The following article on the guardian: (https://www.theguardian.com/commentisfree/2021/oct/27/big-techs-push-for-automation-hides-the-grim-reality-of-microwork) shines a light on the wage precarity of those who take on digital tasks on platforms such as Mechanical Turk.
I do think that the article brings together two different kinds of work displacement. On being the increasing robotisation of things like delivery, burger flipping, and shop checkouts, the second being the more pernicious use of human minds to complete micro tasks.
For the first of these I think that we will see some changes in the balance of the economy, but it is not going to be radically different from other times that industrialisation or automation has entered sectors, and people will find other places to find labor.
The second of these though, is a very new kind of industrialisation, the pure industrialisation of paid attention, sliced into units that give no power to those who seek work on these platforms.
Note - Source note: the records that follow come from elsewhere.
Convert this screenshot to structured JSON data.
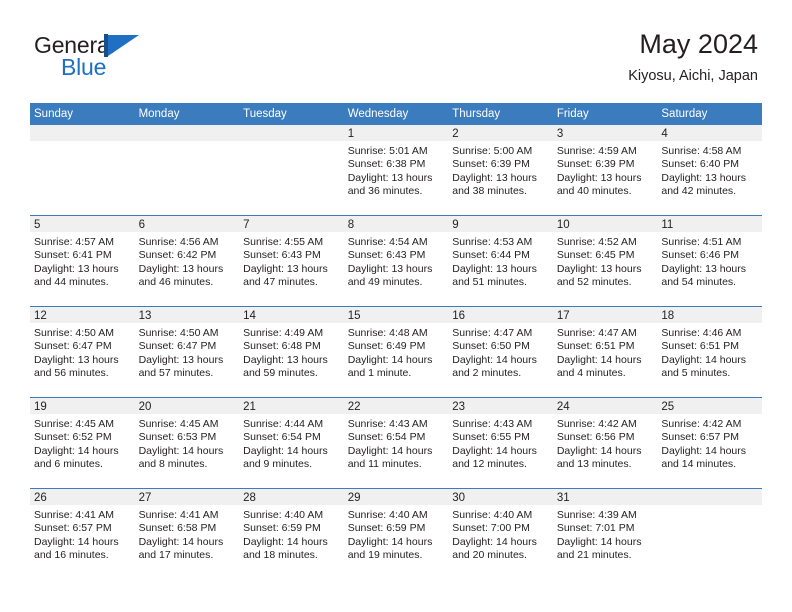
{
  "logo": {
    "word_top": "General",
    "word_bottom": "Blue",
    "mark": "triangle-flag-icon"
  },
  "header": {
    "title": "May 2024",
    "subtitle": "Kiyosu, Aichi, Japan"
  },
  "colors": {
    "header_blue": "#3b7cbe",
    "logo_blue": "#1f6fc4",
    "daynum_band": "#f0f0f0",
    "text": "#231f20"
  },
  "weekday_headers": [
    "Sunday",
    "Monday",
    "Tuesday",
    "Wednesday",
    "Thursday",
    "Friday",
    "Saturday"
  ],
  "labels": {
    "sunrise": "Sunrise:",
    "sunset": "Sunset:",
    "daylight": "Daylight:"
  },
  "weeks": [
    [
      {
        "day": "",
        "empty": true
      },
      {
        "day": "",
        "empty": true
      },
      {
        "day": "",
        "empty": true
      },
      {
        "day": "1",
        "sunrise": "Sunrise: 5:01 AM",
        "sunset": "Sunset: 6:38 PM",
        "daylight1": "Daylight: 13 hours",
        "daylight2": "and 36 minutes."
      },
      {
        "day": "2",
        "sunrise": "Sunrise: 5:00 AM",
        "sunset": "Sunset: 6:39 PM",
        "daylight1": "Daylight: 13 hours",
        "daylight2": "and 38 minutes."
      },
      {
        "day": "3",
        "sunrise": "Sunrise: 4:59 AM",
        "sunset": "Sunset: 6:39 PM",
        "daylight1": "Daylight: 13 hours",
        "daylight2": "and 40 minutes."
      },
      {
        "day": "4",
        "sunrise": "Sunrise: 4:58 AM",
        "sunset": "Sunset: 6:40 PM",
        "daylight1": "Daylight: 13 hours",
        "daylight2": "and 42 minutes."
      }
    ],
    [
      {
        "day": "5",
        "sunrise": "Sunrise: 4:57 AM",
        "sunset": "Sunset: 6:41 PM",
        "daylight1": "Daylight: 13 hours",
        "daylight2": "and 44 minutes."
      },
      {
        "day": "6",
        "sunrise": "Sunrise: 4:56 AM",
        "sunset": "Sunset: 6:42 PM",
        "daylight1": "Daylight: 13 hours",
        "daylight2": "and 46 minutes."
      },
      {
        "day": "7",
        "sunrise": "Sunrise: 4:55 AM",
        "sunset": "Sunset: 6:43 PM",
        "daylight1": "Daylight: 13 hours",
        "daylight2": "and 47 minutes."
      },
      {
        "day": "8",
        "sunrise": "Sunrise: 4:54 AM",
        "sunset": "Sunset: 6:43 PM",
        "daylight1": "Daylight: 13 hours",
        "daylight2": "and 49 minutes."
      },
      {
        "day": "9",
        "sunrise": "Sunrise: 4:53 AM",
        "sunset": "Sunset: 6:44 PM",
        "daylight1": "Daylight: 13 hours",
        "daylight2": "and 51 minutes."
      },
      {
        "day": "10",
        "sunrise": "Sunrise: 4:52 AM",
        "sunset": "Sunset: 6:45 PM",
        "daylight1": "Daylight: 13 hours",
        "daylight2": "and 52 minutes."
      },
      {
        "day": "11",
        "sunrise": "Sunrise: 4:51 AM",
        "sunset": "Sunset: 6:46 PM",
        "daylight1": "Daylight: 13 hours",
        "daylight2": "and 54 minutes."
      }
    ],
    [
      {
        "day": "12",
        "sunrise": "Sunrise: 4:50 AM",
        "sunset": "Sunset: 6:47 PM",
        "daylight1": "Daylight: 13 hours",
        "daylight2": "and 56 minutes."
      },
      {
        "day": "13",
        "sunrise": "Sunrise: 4:50 AM",
        "sunset": "Sunset: 6:47 PM",
        "daylight1": "Daylight: 13 hours",
        "daylight2": "and 57 minutes."
      },
      {
        "day": "14",
        "sunrise": "Sunrise: 4:49 AM",
        "sunset": "Sunset: 6:48 PM",
        "daylight1": "Daylight: 13 hours",
        "daylight2": "and 59 minutes."
      },
      {
        "day": "15",
        "sunrise": "Sunrise: 4:48 AM",
        "sunset": "Sunset: 6:49 PM",
        "daylight1": "Daylight: 14 hours",
        "daylight2": "and 1 minute."
      },
      {
        "day": "16",
        "sunrise": "Sunrise: 4:47 AM",
        "sunset": "Sunset: 6:50 PM",
        "daylight1": "Daylight: 14 hours",
        "daylight2": "and 2 minutes."
      },
      {
        "day": "17",
        "sunrise": "Sunrise: 4:47 AM",
        "sunset": "Sunset: 6:51 PM",
        "daylight1": "Daylight: 14 hours",
        "daylight2": "and 4 minutes."
      },
      {
        "day": "18",
        "sunrise": "Sunrise: 4:46 AM",
        "sunset": "Sunset: 6:51 PM",
        "daylight1": "Daylight: 14 hours",
        "daylight2": "and 5 minutes."
      }
    ],
    [
      {
        "day": "19",
        "sunrise": "Sunrise: 4:45 AM",
        "sunset": "Sunset: 6:52 PM",
        "daylight1": "Daylight: 14 hours",
        "daylight2": "and 6 minutes."
      },
      {
        "day": "20",
        "sunrise": "Sunrise: 4:45 AM",
        "sunset": "Sunset: 6:53 PM",
        "daylight1": "Daylight: 14 hours",
        "daylight2": "and 8 minutes."
      },
      {
        "day": "21",
        "sunrise": "Sunrise: 4:44 AM",
        "sunset": "Sunset: 6:54 PM",
        "daylight1": "Daylight: 14 hours",
        "daylight2": "and 9 minutes."
      },
      {
        "day": "22",
        "sunrise": "Sunrise: 4:43 AM",
        "sunset": "Sunset: 6:54 PM",
        "daylight1": "Daylight: 14 hours",
        "daylight2": "and 11 minutes."
      },
      {
        "day": "23",
        "sunrise": "Sunrise: 4:43 AM",
        "sunset": "Sunset: 6:55 PM",
        "daylight1": "Daylight: 14 hours",
        "daylight2": "and 12 minutes."
      },
      {
        "day": "24",
        "sunrise": "Sunrise: 4:42 AM",
        "sunset": "Sunset: 6:56 PM",
        "daylight1": "Daylight: 14 hours",
        "daylight2": "and 13 minutes."
      },
      {
        "day": "25",
        "sunrise": "Sunrise: 4:42 AM",
        "sunset": "Sunset: 6:57 PM",
        "daylight1": "Daylight: 14 hours",
        "daylight2": "and 14 minutes."
      }
    ],
    [
      {
        "day": "26",
        "sunrise": "Sunrise: 4:41 AM",
        "sunset": "Sunset: 6:57 PM",
        "daylight1": "Daylight: 14 hours",
        "daylight2": "and 16 minutes."
      },
      {
        "day": "27",
        "sunrise": "Sunrise: 4:41 AM",
        "sunset": "Sunset: 6:58 PM",
        "daylight1": "Daylight: 14 hours",
        "daylight2": "and 17 minutes."
      },
      {
        "day": "28",
        "sunrise": "Sunrise: 4:40 AM",
        "sunset": "Sunset: 6:59 PM",
        "daylight1": "Daylight: 14 hours",
        "daylight2": "and 18 minutes."
      },
      {
        "day": "29",
        "sunrise": "Sunrise: 4:40 AM",
        "sunset": "Sunset: 6:59 PM",
        "daylight1": "Daylight: 14 hours",
        "daylight2": "and 19 minutes."
      },
      {
        "day": "30",
        "sunrise": "Sunrise: 4:40 AM",
        "sunset": "Sunset: 7:00 PM",
        "daylight1": "Daylight: 14 hours",
        "daylight2": "and 20 minutes."
      },
      {
        "day": "31",
        "sunrise": "Sunrise: 4:39 AM",
        "sunset": "Sunset: 7:01 PM",
        "daylight1": "Daylight: 14 hours",
        "daylight2": "and 21 minutes."
      },
      {
        "day": "",
        "empty": true
      }
    ]
  ]
}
A study from 2009 indicated that the mean hourly wage for Turkers was under $2. At that time that study indicated that 1/3 or tasks completed on the platform were done by people who were using it to meet basic needs, rather than as a hobby.
I think an ethical approach to using these systems has to start with pricing tasks in the least exploitative way that one can, and then to use these tasks for exploration, rather than as a core part of a workflow.
There are many tasks that could be of use to scholarly publishing workflows, such as labelling, disambiguation, data extraction, but I think we cannot conclude that to use these platforms is an ethical way to achieve these goals.